"WHAT'S THAT ABOUT?" Brittany asked, pointing to an ambulance.
The ambulance was parked at the end of the seven-kilometer-long private road from Krasnoyarsk to Stolby. Across the narrow, battered strip of blacktop, a green metal trailer served as a kiosk, selling beer, soda and chips through a small window with metal bars. The trail leading up to the Stolbys from the road was wide, steep and direct through dense trees. We couldn't see any of the climbing. The forest around us seemed strangely dead. No birds chirped in the branches; in fact, there was no sound at all — and nothing to see, except horrendously old trees with long root systems, hard as concrete.
Valeri Khvostenko dismissed Brittany's question with a "bah-it's-not-a-big-deal" wave of his thick hands.
Valeri had a bristling white beard, sparkling blue eyes and a round, strong frame. He was sixty-five; he'd been climbing at Stolby for fifty-plus years. He started the extensive Stolby climbing website stolby.ru and had agreed to share the place with us for the next eight days. Although his English was marginal at best (he greeted us at the Krasnoyarsk airport holding his "Welcome, Jonathan" sign upside down), his bemused goodwill made me feel as if I were meeting my own grandfather, albeit in a mismatched nylon jogging suit and Orlando Magic ballcap.

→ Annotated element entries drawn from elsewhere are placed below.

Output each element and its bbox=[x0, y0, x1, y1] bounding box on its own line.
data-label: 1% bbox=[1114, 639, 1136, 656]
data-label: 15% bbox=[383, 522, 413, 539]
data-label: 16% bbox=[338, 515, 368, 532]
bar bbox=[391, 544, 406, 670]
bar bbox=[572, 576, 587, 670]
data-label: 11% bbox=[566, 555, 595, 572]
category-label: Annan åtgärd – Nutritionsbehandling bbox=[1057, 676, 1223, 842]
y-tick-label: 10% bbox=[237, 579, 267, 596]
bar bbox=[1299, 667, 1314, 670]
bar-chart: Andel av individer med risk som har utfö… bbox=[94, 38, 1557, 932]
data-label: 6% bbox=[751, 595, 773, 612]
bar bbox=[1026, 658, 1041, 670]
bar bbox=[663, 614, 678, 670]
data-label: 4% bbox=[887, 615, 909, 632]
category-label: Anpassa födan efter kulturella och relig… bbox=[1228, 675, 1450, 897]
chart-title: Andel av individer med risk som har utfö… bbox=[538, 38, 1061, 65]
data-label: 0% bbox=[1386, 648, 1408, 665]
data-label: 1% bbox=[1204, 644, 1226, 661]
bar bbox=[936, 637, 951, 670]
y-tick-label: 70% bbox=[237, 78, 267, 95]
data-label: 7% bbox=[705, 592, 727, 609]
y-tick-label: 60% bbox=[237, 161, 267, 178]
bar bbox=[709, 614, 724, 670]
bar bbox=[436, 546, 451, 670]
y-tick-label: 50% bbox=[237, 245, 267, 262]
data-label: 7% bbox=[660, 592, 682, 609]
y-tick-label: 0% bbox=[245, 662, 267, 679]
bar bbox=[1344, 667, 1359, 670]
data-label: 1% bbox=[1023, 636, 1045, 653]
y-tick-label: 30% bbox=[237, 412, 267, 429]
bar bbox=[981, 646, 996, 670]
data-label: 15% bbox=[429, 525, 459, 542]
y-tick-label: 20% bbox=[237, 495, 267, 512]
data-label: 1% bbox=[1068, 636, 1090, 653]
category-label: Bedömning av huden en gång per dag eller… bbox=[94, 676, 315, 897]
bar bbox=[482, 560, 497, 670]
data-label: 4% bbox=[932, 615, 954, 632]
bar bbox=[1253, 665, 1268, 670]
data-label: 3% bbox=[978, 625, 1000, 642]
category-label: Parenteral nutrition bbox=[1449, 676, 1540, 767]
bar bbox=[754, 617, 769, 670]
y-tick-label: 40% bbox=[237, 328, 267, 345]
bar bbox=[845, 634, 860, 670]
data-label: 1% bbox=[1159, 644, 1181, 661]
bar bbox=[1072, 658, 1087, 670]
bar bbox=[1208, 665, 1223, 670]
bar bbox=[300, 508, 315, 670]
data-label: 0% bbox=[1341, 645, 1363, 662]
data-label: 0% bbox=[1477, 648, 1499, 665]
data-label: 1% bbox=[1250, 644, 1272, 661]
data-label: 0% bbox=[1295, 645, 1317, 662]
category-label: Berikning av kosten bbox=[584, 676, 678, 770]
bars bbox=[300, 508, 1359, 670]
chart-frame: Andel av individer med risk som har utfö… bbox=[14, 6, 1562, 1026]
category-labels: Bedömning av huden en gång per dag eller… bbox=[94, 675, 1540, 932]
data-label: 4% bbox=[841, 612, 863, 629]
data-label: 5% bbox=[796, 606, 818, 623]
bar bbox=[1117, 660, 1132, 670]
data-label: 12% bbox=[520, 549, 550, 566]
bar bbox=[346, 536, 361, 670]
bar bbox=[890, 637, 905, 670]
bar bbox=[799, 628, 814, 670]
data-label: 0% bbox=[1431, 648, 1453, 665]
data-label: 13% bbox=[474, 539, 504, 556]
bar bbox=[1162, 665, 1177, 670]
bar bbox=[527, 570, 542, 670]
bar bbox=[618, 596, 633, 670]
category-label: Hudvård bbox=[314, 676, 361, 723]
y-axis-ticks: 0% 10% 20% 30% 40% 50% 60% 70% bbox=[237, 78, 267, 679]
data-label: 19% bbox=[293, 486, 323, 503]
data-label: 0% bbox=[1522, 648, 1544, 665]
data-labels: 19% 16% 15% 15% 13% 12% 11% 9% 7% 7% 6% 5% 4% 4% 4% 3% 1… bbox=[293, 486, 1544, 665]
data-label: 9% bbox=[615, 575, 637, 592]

Oleg, Valeri's son, who spoke solid English and who'd taken a week off work to translate, looked somewhat more like my usual image of a climber: Gore-Tex jacket with an expedition patch, rucksack and black cotton-Lycra knickers. One of the most talented current Stolbists, he'd also been on expeditions to Alaska, Antarctica and Pakistan.
I looked to Oleg to explain.
"It's not a problem," Oleg said. "The ambulance, it waits here on the weekends."
"Exactly how often do climbers die here?" Brittany's eyes narrowed in the same way they did when she thought I was evading a relationship issue. I could tell she was unsatisfied by Valeri's cavalier hand wave.
Valeri gave us another wave.
"No, no, not very often," Oleg said. "Maybe once a month... sometimes two."
"Wait," Brittany said. "What? Oh, Jesus!"
"One or two a month?" Burcham mumbled to me. Even his West Virginia drawl couldn't soften the calculations we were all making. "One or two a month for 150 years? Man, that's... that's off the charts."
"Not many deaths," Oleg said for his father, "but yes, on the weekends there are many bones broken."
Valeri nodded and snapped an imaginary twig between his fingers.